California has received $380 million from the federal government to get the job done and another $200 million in bond money from state taxpayers.
But the fixes remain incomplete. Voting equipment has been updated. None of the punch card, chad-producing voting machines that caused such consternation in Florida remain in use in California.
However, a statewide voter registration database that would allow counties to easily and speedily clear deadwood from voting rosters, and to update registrations when voters move, remains undone. California is the only state in the union that has failed to put a final voter database in place.
County registrars say they've been told the new system, dubbed VoteCal, won't be ready before 2015 or 2016. That means not before the state goes through another presidential and gubernatorial election cycle, at minimum.

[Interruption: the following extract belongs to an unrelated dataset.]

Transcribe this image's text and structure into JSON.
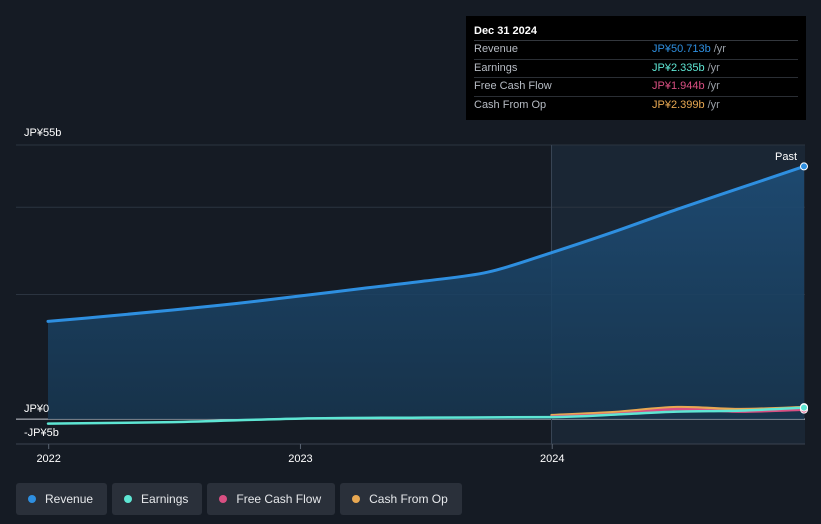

Justifiably frustrated by the lack of progress and by what many complain is a lack of leadership from Secretary of State Debra Bowen, county registrars sponsored Senate Bill 397 this year to authorize an interim online registration system. The system would allow voters to register or update their existing registrations on-line using signatures already on file with the California Department of Motor Vehicles. The DMV would transfer the signatures to the secretary of state, who would in turn deliver them to the counties, who could enter the information electronically.
Online registration would allow counties to avoid the inevitable paper crush when hundreds of thousands of citizens attempt to register just days or weeks before a presidential primary or general election. Registrars pushed hard to get the new online system in place by Jan. 1, only to run into opposition from Bowen. She initially claimed her office lacked the time and funding to implement it.
After the bill was amended to allow her to use federal funds, she did urge the governor to sign it. But it's still unclear that the online system will be up and running in time for the June primary. Bowen should make that a priority.
She campaigned as a tech-savvy innovator but has failed to significantly update or improve the state's clunky elections system. She blames the state's size and complexity and a cumbersome state government procurement process that requires her office to get clearance from both the Department of General Services and the California Office of Technology before it can take action.
She's right about the obstacles. Nonetheless, after five years in office and tens of millions in state and federal funds expended, the public is weary of excuses. Californians want and deserve a modern election system, one that allows them to do at least what voters in Oregon, Washington and Arizona can do register online.